Les options de traitement de l’ostéome choroïdien fovéal sont limitées (la PDT est un choix raisonnable dans le cas de lésions extrafovéales). L’observation est la prise en charge indiquée en l’absence de symptômes, avec un examen du fond d’œil à intervalles réguliers pour surveiller les signes de CNV. Dans le passé, la photocoagulation a été utilisée pour traiter le VNC lié à l’ostéome choroïdien. Bien que cela scelle efficacement les nouveaux vaisseaux, l’amélioration de l’acuité visuelle était limitée. La thérapie photodynamique oculaire (PDT) de la vertéporfine a également été utilisée dans le traitement du VNC lié à l’ostéome choroïdien. Parodi et coll. signalé un cas où un patient a refusé le traitement du VCN extrafovéal par photocoagulation et PDT a été spécifiquement demandé. L’acuité visuelle s’est stabilisée, les symptômes de métamorphopsie se sont calmés et la CNV a disparu. Shields et coll. a également signalé un cas de VCN extrafovéal traité avec succès par PDT. Cependant, l’auteur a inséré une condition à la fin du rapport de cas selon laquelle le traitement du CNV sous-fovéal par PDT peut entraîner une acuité visuelle pire en raison de la décalcification et de la perte d’EPR associée. Plus récemment, des médicaments antivasculaires à facteur de croissance endothélial (anti-VEGF) ont été utilisés hors licence pour traiter le CNV secondaire à l’ostéome choroïdien avec un bon effet. Ahmadieh et Vafi (2007) ont signalé un cas où l’AV s’est améliorée de 20/200 à 20/20 en utilisant le bevacizumab. Un autre cas a été signalé par Morris et coll., où VA s’est améliorée de 20/80 à 20/20 en utilisant une combinaison de PDT et de Ranibizumab. Un suivi d’un an du VCN secondaire à un ostéome choroïdien a été effectué par Wu et al. . Ils ont signalé une amélioration de l’AV de 20/800 à 20/30 après le traitement par ranibizumab, sans nouvelle diminution de l’AV après le traitement. Les rapports de prise en charge par PDT et anti-VEGF sont prometteurs et une étude récente a démontré que le traitement antivasculaire du facteur de croissance endothélial seul ou avec PDT avait un résultat favorable dans l’anatomie de la région et une amélioration modeste de l’acuité visuelle. D’autres études à grande échelle sont nécessaires pour déterminer l’efficacité des médicaments PDT et anti-VEGF dans le traitement du CNV lié à l’ostéome choroïdien.

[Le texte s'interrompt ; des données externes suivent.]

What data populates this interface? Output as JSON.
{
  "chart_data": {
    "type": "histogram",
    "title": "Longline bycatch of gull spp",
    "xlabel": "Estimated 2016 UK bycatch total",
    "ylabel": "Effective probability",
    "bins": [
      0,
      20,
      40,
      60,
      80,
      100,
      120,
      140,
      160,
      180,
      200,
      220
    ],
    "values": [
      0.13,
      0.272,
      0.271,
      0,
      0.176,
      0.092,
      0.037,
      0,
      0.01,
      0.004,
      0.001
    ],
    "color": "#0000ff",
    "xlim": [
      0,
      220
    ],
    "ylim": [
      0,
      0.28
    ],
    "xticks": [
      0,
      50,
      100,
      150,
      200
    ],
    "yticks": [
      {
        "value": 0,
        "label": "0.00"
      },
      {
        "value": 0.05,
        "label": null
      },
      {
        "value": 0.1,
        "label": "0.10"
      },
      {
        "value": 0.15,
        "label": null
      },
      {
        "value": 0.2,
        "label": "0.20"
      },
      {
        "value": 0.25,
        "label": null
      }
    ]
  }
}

Pour conclure, l’ostéome choroïdien est une tumeur ossifiante bénigne rare de la choroïde. Le tableau clinique peut apparaître comme une tumeur oculaire maligne. Il est important de comprendre la maladie et de savoir comment enquêter de manière appropriée sur les personnes qui la présentent pour éviter un diagnostic incorrect. Nous présentons un cas de SRF en l’absence de CNV qui est documenté par de multiples modalités d’imagerie. Nous avons surveillé le patient pendant plus d’un an et avons constaté qu’il n’y avait pas de progression significative de la SRF, de développement de la CNV ou de diminution de l’acuité visuelle malgré la croissance continue de l’ostéome. Par conséquent, la nécessité d’une gestion active peut ne pas être requise dans des cas similaires à ceux-ci.

Consentement

Les auteurs déclarent avoir le consentement éclairé du patient.

Conflit d’intérêts

Les auteurs déclarent qu’il n’y a pas de conflit d’intérêts concernant la publication de cet article.